À votre avis, pourquoi la piste évoquée par le président de la République dans le cadre de la future loi en rapport avec l’apprentissage de la langue arabe dans les établissements scolaires a-t-elle provoqué la polémique?
On se noie dans un verre d’eau, cela dénote l’incompréhension totale. Certains intellectuels disent des inepties. Mettons un peu d’ordre et de calme dans tout cela. D’abord, l’enseignement de la langue arabe doit être établi, programmé. Ce qui est sacré pour les musulmans, c’est le discours coranique. La langue a existé avant l’islam. Ce n’est pas la seule langue véhiculaire de la civilisation islamique.
L’arabe est une langue de travail à l’Organisation des nations unies (ONU). Il n’est pas normal pour l’Éducation nationale d’atrophier les futurs citoyens de la connaissance d’une langue de travail à l’ONU. C’est une langue de diplomatie, reconnue internationalement, ce qui n’est pas le cas de l’italien ou de l’allemand. Le second argument, c’est que nous parlons un arabe légèrement francisé, cela va donner une richesse à l’étymologie des mots français issus de la langue arabe.
De plus, cela ouvre un imaginaire parce que c’est une langue de civilisation, de cérémonials de cour, de droit, de connaissance. La terminologie actuelle, le vocabulaire de l’astronomie, c’est de la langue arabe. On nie l’évidence… C’est un déni qui relève d’un racisme crasse. Il vaut mieux étudier l’arabe dans un établissement scolaire de la République comme une langue vivante, contrairement à ce que certains disent: «Il vaut mieux qu’ils apprennent le français que la langue du communautarisme.» Ce n’est pas une langue de communautarisme mais de civilisation.

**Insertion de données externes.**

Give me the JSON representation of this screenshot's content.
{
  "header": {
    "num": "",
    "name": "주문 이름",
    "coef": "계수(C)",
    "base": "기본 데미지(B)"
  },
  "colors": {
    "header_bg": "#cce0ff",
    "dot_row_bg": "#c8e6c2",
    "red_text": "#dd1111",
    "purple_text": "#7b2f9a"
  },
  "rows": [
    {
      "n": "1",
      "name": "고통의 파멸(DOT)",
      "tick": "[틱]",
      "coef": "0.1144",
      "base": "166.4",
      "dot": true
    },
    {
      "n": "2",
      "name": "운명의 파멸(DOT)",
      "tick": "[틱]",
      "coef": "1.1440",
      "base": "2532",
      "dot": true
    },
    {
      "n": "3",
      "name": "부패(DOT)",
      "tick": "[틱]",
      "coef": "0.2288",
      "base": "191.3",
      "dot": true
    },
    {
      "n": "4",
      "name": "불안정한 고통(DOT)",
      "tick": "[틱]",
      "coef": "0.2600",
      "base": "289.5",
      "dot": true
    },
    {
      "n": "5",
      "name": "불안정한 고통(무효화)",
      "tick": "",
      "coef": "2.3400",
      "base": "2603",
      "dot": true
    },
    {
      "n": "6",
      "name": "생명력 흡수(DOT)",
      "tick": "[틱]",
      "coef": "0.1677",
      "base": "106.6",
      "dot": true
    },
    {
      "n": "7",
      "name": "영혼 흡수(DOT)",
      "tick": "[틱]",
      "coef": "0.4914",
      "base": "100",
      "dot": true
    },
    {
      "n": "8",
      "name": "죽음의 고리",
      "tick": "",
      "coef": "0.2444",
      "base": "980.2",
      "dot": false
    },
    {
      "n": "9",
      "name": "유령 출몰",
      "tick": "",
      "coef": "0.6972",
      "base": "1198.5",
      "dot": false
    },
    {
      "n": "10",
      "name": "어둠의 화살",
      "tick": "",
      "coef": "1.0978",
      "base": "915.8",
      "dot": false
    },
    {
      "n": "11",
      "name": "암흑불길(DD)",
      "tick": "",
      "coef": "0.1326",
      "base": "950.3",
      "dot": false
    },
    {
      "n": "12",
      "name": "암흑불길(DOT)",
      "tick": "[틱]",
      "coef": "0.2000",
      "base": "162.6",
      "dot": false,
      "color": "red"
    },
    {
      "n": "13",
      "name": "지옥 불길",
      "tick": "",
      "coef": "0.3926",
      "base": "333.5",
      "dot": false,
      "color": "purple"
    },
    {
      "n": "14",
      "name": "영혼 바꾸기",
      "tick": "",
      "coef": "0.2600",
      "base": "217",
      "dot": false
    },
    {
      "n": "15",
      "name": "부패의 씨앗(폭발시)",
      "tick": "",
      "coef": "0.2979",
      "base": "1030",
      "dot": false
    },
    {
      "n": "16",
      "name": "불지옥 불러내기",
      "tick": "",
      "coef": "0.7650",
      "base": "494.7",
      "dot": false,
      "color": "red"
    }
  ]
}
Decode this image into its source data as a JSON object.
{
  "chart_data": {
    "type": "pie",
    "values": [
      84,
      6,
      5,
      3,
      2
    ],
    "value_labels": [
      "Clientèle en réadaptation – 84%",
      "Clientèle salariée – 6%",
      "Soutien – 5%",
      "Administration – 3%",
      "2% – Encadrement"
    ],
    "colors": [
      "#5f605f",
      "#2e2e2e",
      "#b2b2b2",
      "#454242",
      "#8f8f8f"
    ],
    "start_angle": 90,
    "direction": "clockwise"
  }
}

On peut résoudre le problème en ouvrant des concours au Capes et à l’agrégation pour permettre aux jeunes futurs citoyens français d‘étudier l’arabe qui leur ouvrira, par la suite, de nombreux horizons y compris dans le domaine des affaires, notamment avec les pays du Golfe.
Avec cette connaissance, il y aura moins d’appréhension, on découvrira la beauté de la langue arabe qui est suggestive, lyrique, poétique, c’est une richesse.
Est-ce si compliqué de nuancer la pratique d’une religion, d’une spiritualité avec la mouvance de l’islamisme radical et le terrorisme ?
«Les attentats abjects sont passés par là, ce qui a compliqué la vie des musulmans. La loi permet la pratique de sa religion, mais le facteur psychosociologique, la psychologie collective est réfractaire à la pratique religieuse de manière générale et a fortiori en ce qui concerne la pratique de la religion islamique. La société française est sécularisée, elle est indifférente à la chose religieuse. À mon sens, je reviens toujours au maître-mot: la «liberté». Il faudra déculpabiliser les jeunes musulmans ou musulmanes de cette idée d’obsession névrotique de la norme religieuse. Il faut que la foi soit un élément d’apaisement et de sérénité, il faut pratiquer sa religion avec le cœur.
Comment peut-on défendre la liberté de conscience, d’expression, de blasphème sans risquer de porter atteinte au sacré, que ce soit pour les musulmans ou pour les autres confessions religieuses ?
À mon avis, la liberté de conscience, d’opinion, d’expression est un impératif absolu. Si je devais placer le curseur, je dirais qu’il serait toujours du côté de la liberté, jamais de la censure. Si on doit prendre l’exemple de Charlie Hebdo, je dirais alors que ce n’est pas une caricature qui fait ma foi. L’ignorance et le fanatisme ont amené à décimer une rédaction.